To ensure that the Broadly Affordable and energy-efficient properties benefit directly from the lower rates, FHA will limit the fees that can be charged on these loans.

Multifamily insurance rates for market-rate properties that are not energy efficient (as defined above) will remain unchanged.

FHA is also reducing upfront premiums to support the affordable housing and energy efficiency goals stated above and to streamline the premium structure. Upfront insurance rates will be set at 25 basis points for Broadly Affordable and Energy-Efficient properties and 35 basis points for Mixed-Income properties. Upfront premiums for market rate properties that are not energy-efficient will remain unchanged.

Each year the U.S. loses more than 300,000 affordable housing units. FHA’s multifamily rate reductions will help preserve and maintain affordable housing by making rehabilitation more cost-effective and allowing the U.S. to better preserve its limited affordable housing stock. Most of the affordable housing in the U.S. was built prior to 1980, making it more than 30 years old. These premium reductions will allow developers to renovate this housing, providing families with better quality places to live. The reductions will allow owners of affordable housing developments to free up the capital needed to support higher levels of rehabilitation or increase the number of affordable units—both of which will increase the access families will have.
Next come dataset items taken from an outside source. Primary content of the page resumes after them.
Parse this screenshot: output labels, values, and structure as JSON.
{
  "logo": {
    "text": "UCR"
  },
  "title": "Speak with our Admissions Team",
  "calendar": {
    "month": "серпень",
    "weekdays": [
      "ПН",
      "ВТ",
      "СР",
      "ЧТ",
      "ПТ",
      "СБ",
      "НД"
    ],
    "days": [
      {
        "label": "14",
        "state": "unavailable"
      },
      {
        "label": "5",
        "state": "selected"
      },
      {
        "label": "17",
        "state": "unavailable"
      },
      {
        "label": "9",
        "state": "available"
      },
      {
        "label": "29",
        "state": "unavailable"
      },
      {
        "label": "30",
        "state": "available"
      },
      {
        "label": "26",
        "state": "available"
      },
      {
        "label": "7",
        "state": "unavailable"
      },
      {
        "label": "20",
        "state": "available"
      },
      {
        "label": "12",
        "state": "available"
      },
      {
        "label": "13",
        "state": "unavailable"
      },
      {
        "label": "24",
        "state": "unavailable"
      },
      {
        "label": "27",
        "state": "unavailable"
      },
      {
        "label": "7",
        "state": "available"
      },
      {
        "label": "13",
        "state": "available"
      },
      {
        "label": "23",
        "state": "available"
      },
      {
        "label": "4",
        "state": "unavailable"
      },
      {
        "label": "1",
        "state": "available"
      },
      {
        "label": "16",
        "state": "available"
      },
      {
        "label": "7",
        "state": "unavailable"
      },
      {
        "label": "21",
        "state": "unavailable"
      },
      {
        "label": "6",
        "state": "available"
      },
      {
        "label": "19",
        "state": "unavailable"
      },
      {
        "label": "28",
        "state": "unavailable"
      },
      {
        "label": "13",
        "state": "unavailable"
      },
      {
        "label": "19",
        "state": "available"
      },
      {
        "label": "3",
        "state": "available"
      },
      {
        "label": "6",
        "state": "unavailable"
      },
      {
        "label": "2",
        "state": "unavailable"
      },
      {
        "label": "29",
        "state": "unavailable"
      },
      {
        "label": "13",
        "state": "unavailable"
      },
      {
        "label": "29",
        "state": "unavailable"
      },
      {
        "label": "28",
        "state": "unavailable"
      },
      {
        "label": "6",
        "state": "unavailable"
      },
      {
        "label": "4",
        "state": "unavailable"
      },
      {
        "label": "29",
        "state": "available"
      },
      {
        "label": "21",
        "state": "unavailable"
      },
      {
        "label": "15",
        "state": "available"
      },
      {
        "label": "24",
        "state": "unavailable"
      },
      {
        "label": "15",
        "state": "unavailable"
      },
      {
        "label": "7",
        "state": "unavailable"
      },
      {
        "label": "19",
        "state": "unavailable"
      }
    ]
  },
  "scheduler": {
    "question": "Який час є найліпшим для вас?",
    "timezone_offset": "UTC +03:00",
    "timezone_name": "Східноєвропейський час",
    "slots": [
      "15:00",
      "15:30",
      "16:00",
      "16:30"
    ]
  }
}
Nearly half (49.3 percent) of all renter households spent more than 30 percent of income on housing in 2014, including more than one quarter (26.4 percent) who devoted more than half of income to housing.[1]  Since 2000, rents have risen while the number of renters who need affordable housing has increased. The pressure to find affordable housing to rent is more severe for very poor households.  Only 28 of every 100 extremely low-income renter households in the United States were able to find decent, affordable homes in 2013.

Encouraging more energy efficient multifamily housing

One-out-of-every-four U.S. households live in multifamily housing units and spend approximately a combined $40 billion on energy costs each year.  Making these housing units 20 percent more energy efficient would save $8 billion per year and cut greenhouse gas emissions by over 430 million tons.  The lower multifamily insurance rate for energy-efficient projects will contribute to this effort by encouraging owners to adopt higher standards for construction and rehabilitation, resulting in greater energy and water efficiency, reduced utility costs, and improved indoor air quality.

Lowering rates in a responsible way

The reduced rates announced today are made possible by the strong health of the FHA Multifamily portfolio,which stands at a historically low default/delinquency rate of 0.15 percent.  FHA’s Multifamily business traditionally generates significant revenue for taxpayers; these changes will leverage over $400 million in new mortgage financing for affordable housing/energy-efficient development without significantly decreasing overall revenue.  Even with these reductions, affordable and energy-efficient loans originated in Fiscal Year 2016 are projected to generate net revenue for the federal government.